Seth MacFarlane, Oscar host and nominee
Congratulations, Seth MacFarlane — you’ve just become a historical footnote.
The Family Guy creator was nominated for an Oscar this morning, when Ted‘s “Everybody Needs a Best Friend” snagged a spot in the Best Song category. That makes MacFarlane the sixth person in Oscar history to both host and be nominated for a competitive award during the same ceremony. More importantly, MacFarlane is the only person who’s managed to achieve this feat while serving as the event’s solo host.
Host-slash-nominees — hominees? — are more common at Emmys or the Tonys than the Oscars, since those other ceremonies are more likely to be hosted by performers who work in the same medium as the awards being given.
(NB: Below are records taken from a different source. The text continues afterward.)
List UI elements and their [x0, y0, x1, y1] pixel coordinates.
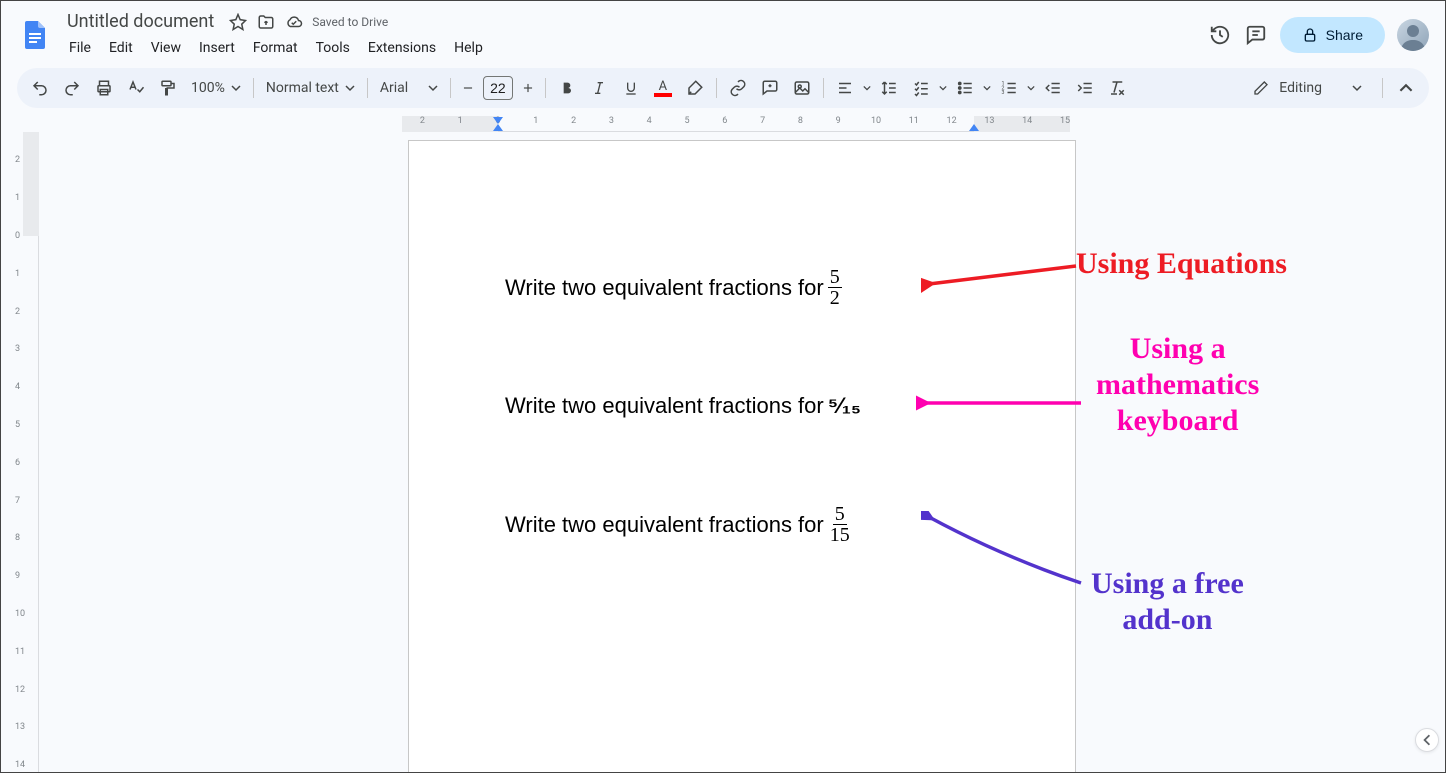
bullet-list-button[interactable] — [950, 73, 980, 103]
vertical-ruler[interactable]: 2101234567891011121314 — [1, 132, 39, 772]
share-label: Share — [1326, 27, 1363, 43]
document-title[interactable]: Untitled document — [61, 9, 220, 34]
font-size-control — [457, 76, 539, 100]
history-icon[interactable] — [1208, 23, 1232, 47]
move-icon[interactable] — [256, 12, 276, 32]
document-line-1[interactable]: Write two equivalent fractions for 5 2 — [505, 267, 979, 308]
collapse-toolbar-button[interactable] — [1391, 73, 1421, 103]
separator — [450, 78, 451, 98]
share-button[interactable]: Share — [1280, 17, 1385, 53]
line1-text: Write two equivalent fractions for — [505, 275, 824, 301]
paint-format-button[interactable] — [153, 73, 183, 103]
paragraph-style-value: Normal text — [266, 80, 339, 96]
increase-font-button[interactable] — [517, 77, 539, 99]
separator — [823, 78, 824, 98]
font-select[interactable]: Arial — [374, 73, 444, 103]
align-button[interactable] — [830, 73, 860, 103]
numbered-caret[interactable] — [1026, 73, 1036, 103]
menu-tools[interactable]: Tools — [308, 36, 358, 60]
zoom-value: 100% — [191, 80, 225, 96]
menu-format[interactable]: Format — [245, 36, 306, 60]
indent-button[interactable] — [1070, 73, 1100, 103]
editor-area: 210123456789101112131415 210123456789101… — [1, 116, 1445, 772]
fraction-denominator: 15 — [828, 525, 852, 545]
titlebar: Untitled document Saved to Drive File Ed… — [1, 1, 1445, 60]
title-area: Untitled document Saved to Drive File Ed… — [61, 9, 1200, 60]
numbered-list-button[interactable]: 123 — [994, 73, 1024, 103]
checklist-button[interactable] — [906, 73, 936, 103]
page[interactable]: Write two equivalent fractions for 5 2 W… — [408, 140, 1076, 772]
slash-fraction[interactable]: ⁵⁄₁₅ — [828, 393, 861, 419]
fraction-numerator: 5 — [833, 504, 847, 525]
dropdown-caret-icon — [1352, 83, 1362, 93]
text-color-button[interactable]: A — [648, 73, 678, 103]
equation-fraction-2[interactable]: 5 15 — [828, 504, 852, 545]
fraction-denominator: 2 — [828, 288, 842, 308]
titlebar-right: Share — [1208, 17, 1429, 53]
document-line-3[interactable]: Write two equivalent fractions for 5 15 — [505, 504, 979, 545]
pencil-icon — [1253, 80, 1269, 96]
menu-view[interactable]: View — [143, 36, 189, 60]
print-button[interactable] — [89, 73, 119, 103]
separator — [716, 78, 717, 98]
explore-button[interactable] — [1415, 728, 1439, 752]
spellcheck-button[interactable] — [121, 73, 151, 103]
paragraph-style-select[interactable]: Normal text — [260, 73, 361, 103]
document-line-2[interactable]: Write two equivalent fractions for ⁵⁄₁₅ — [505, 393, 979, 419]
menu-extensions[interactable]: Extensions — [360, 36, 444, 60]
document-canvas[interactable]: Write two equivalent fractions for 5 2 W… — [39, 132, 1445, 772]
title-row: Untitled document Saved to Drive — [61, 9, 1200, 34]
italic-button[interactable] — [584, 73, 614, 103]
editing-mode-label: Editing — [1279, 80, 1322, 96]
svg-text:3: 3 — [1001, 90, 1004, 96]
avatar[interactable] — [1397, 19, 1429, 51]
cloud-saved-icon[interactable] — [284, 12, 304, 32]
comment-button[interactable] — [755, 73, 785, 103]
bold-button[interactable] — [552, 73, 582, 103]
text-color-swatch — [654, 93, 672, 97]
menu-edit[interactable]: Edit — [101, 36, 141, 60]
underline-button[interactable] — [616, 73, 646, 103]
star-icon[interactable] — [228, 12, 248, 32]
dropdown-caret-icon — [231, 83, 241, 93]
menu-help[interactable]: Help — [446, 36, 491, 60]
line-spacing-button[interactable] — [874, 73, 904, 103]
dropdown-caret-icon — [345, 83, 355, 93]
line3-text: Write two equivalent fractions for — [505, 512, 824, 538]
image-button[interactable] — [787, 73, 817, 103]
zoom-select[interactable]: 100% — [185, 73, 247, 103]
menu-file[interactable]: File — [61, 36, 99, 60]
dropdown-caret-icon — [428, 83, 438, 93]
editing-mode-select[interactable]: Editing — [1237, 72, 1374, 104]
align-caret[interactable] — [862, 73, 872, 103]
docs-logo[interactable] — [17, 17, 53, 53]
redo-button[interactable] — [57, 73, 87, 103]
highlight-button[interactable] — [680, 73, 710, 103]
link-button[interactable] — [723, 73, 753, 103]
undo-button[interactable] — [25, 73, 55, 103]
menubar: File Edit View Insert Format Tools Exten… — [61, 34, 1200, 60]
app-root: Untitled document Saved to Drive File Ed… — [0, 0, 1446, 773]
menu-insert[interactable]: Insert — [191, 36, 243, 60]
separator — [545, 78, 546, 98]
outdent-button[interactable] — [1038, 73, 1068, 103]
font-size-input[interactable] — [483, 76, 513, 100]
saved-status: Saved to Drive — [312, 15, 388, 29]
separator — [367, 78, 368, 98]
checklist-caret[interactable] — [938, 73, 948, 103]
font-value: Arial — [380, 80, 408, 96]
separator — [1382, 78, 1383, 98]
fraction-numerator: 5 — [828, 267, 842, 288]
toolbar: 100% Normal text Arial — [17, 68, 1429, 108]
toolbar-container: 100% Normal text Arial — [1, 60, 1445, 116]
horizontal-ruler[interactable]: 210123456789101112131415 — [39, 116, 1433, 132]
line2-text: Write two equivalent fractions for — [505, 393, 824, 419]
decrease-font-button[interactable] — [457, 77, 479, 99]
separator — [253, 78, 254, 98]
clear-format-button[interactable] — [1102, 73, 1132, 103]
lock-icon — [1302, 27, 1318, 43]
bullet-caret[interactable] — [982, 73, 992, 103]
comments-icon[interactable] — [1244, 23, 1268, 47]
equation-fraction-1[interactable]: 5 2 — [828, 267, 842, 308]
It’s interesting, then, that only two years have passed since a same-night Oscar nominee last took the stage as host — in 2011, Best Actor contender James Franco tested his emcee skills with co-host Anne Hathaway at the 83rd annual awards. (And we all know how that turned out.)
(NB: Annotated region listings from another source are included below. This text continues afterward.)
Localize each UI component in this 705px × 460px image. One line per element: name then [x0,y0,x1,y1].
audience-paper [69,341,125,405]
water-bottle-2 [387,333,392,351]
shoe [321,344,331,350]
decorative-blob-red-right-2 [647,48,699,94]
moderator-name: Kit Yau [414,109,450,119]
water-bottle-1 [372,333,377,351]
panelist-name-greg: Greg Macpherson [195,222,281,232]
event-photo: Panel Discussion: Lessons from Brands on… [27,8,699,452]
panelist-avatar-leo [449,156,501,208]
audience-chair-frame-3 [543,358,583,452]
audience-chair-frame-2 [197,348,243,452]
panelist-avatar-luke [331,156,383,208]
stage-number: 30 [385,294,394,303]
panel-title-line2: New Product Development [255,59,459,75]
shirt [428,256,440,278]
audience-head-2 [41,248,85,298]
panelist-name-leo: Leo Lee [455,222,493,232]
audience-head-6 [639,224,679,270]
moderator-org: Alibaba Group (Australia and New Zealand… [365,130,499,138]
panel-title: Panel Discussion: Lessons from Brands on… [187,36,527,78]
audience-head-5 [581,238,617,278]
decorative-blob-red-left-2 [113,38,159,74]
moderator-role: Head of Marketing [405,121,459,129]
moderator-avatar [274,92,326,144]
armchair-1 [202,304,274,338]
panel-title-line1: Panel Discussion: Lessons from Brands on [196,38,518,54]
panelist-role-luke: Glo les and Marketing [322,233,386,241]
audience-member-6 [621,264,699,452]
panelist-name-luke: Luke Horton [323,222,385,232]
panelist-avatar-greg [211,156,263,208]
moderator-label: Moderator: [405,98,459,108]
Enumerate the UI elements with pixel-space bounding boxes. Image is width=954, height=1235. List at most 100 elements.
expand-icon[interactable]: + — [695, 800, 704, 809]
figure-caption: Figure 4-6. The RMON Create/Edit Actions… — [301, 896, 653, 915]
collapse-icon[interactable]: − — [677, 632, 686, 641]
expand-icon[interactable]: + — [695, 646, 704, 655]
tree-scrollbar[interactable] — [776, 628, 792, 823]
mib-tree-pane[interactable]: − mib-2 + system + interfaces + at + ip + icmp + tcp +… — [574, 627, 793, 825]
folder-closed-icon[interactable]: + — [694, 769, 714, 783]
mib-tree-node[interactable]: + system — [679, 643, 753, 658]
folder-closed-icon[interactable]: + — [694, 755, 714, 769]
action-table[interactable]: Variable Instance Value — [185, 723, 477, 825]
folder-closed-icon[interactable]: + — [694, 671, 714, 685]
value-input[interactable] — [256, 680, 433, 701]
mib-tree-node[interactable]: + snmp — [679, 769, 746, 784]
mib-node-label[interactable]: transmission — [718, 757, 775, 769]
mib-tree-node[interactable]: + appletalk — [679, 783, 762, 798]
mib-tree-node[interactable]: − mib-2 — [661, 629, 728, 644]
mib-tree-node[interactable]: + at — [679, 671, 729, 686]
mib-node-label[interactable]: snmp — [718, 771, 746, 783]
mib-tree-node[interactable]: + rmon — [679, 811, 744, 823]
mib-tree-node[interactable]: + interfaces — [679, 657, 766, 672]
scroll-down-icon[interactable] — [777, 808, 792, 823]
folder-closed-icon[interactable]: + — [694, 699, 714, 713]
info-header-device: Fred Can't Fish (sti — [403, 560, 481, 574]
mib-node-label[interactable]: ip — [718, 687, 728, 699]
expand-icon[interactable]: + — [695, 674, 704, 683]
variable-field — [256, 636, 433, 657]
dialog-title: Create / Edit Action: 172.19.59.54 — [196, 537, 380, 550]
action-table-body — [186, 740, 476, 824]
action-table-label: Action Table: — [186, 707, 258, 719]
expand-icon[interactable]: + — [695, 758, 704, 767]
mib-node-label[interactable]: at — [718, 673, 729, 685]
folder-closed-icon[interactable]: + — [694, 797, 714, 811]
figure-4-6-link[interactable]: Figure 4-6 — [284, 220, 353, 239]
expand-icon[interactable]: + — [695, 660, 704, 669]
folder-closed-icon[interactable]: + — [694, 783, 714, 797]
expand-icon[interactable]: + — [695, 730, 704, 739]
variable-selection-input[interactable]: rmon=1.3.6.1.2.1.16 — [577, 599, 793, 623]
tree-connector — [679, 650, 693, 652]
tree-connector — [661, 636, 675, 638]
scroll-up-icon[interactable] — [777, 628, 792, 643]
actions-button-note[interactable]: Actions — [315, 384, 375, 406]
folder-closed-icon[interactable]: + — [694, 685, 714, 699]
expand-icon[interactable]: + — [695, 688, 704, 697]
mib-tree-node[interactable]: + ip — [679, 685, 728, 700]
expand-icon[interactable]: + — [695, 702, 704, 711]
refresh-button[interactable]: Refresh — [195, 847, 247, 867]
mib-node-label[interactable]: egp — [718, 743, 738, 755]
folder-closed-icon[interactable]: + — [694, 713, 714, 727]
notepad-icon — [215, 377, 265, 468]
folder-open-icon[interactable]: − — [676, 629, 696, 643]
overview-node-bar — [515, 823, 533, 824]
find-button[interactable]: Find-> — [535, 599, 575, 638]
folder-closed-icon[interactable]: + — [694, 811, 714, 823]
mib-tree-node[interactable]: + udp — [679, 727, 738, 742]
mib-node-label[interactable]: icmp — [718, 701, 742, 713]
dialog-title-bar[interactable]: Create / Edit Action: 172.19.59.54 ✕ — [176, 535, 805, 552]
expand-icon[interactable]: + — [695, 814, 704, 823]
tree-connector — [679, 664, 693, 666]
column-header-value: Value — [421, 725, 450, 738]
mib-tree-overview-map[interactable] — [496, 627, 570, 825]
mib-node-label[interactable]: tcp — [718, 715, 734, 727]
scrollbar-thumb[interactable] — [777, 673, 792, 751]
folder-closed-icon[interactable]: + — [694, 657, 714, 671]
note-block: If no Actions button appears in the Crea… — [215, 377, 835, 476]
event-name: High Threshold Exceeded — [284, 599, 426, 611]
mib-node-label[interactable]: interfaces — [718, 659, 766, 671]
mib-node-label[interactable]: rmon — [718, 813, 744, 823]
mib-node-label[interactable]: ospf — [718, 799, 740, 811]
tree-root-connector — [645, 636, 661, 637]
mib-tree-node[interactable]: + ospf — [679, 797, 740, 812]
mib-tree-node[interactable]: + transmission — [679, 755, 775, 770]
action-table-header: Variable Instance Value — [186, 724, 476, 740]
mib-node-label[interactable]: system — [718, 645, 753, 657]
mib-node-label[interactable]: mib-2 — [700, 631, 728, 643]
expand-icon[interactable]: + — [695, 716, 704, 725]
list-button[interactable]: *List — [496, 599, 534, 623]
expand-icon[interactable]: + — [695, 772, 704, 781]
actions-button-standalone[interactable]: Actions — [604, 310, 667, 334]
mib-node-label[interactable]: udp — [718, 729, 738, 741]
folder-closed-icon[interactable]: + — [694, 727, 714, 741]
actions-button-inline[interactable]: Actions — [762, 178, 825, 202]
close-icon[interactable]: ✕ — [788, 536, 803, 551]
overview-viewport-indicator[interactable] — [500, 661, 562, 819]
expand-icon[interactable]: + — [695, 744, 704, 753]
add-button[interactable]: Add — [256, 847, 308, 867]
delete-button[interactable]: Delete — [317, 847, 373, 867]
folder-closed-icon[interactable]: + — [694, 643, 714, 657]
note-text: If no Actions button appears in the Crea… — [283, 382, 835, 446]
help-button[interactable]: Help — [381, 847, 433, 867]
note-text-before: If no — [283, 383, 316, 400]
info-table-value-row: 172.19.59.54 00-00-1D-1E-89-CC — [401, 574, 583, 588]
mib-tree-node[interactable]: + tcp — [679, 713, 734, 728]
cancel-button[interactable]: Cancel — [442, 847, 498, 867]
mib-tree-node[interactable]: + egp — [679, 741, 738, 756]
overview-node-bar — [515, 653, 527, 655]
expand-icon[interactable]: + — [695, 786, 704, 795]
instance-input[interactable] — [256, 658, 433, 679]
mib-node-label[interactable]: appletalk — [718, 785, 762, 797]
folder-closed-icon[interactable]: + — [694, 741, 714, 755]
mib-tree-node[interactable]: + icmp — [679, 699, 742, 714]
Before Franco, though, it had been 24 years since Paul Hogan hosted alongside Chevy Chase and Goldie Hawn while also competing for a Best Original Screenplay statuette. (Alas, Crocodile Dundee‘s thunder was stolen by Hannah and her Sisters and Woody Allen.) Walter Matthau, Michael Caine, and David Niven also co-hosted the show as Best Actor nominees in 1976, 1973, and 1959, respectively. Only Niven won, making him the Oscars’ single victorious host-slash-nominee — so far, anyway.
Well, as long as you don’t count Bob Hope. The 14-time Academy Awards host received five honorary Oscars throughout his career, four of which were awarded to him while he was hosting the ceremony (in 1945, 1953, 1960, and 1966). In 1962, a New York City cabbie named Stan Berman — the self-proclaimed “world’s greatest gatecrasher” — also snuck onto the stage during the 34th Academy Awards to deliver a tiny homemade Oscar to Hope.
So don’t fret, Seth — if security is lax, you might walk away with a statuette no matter who gets Best Song.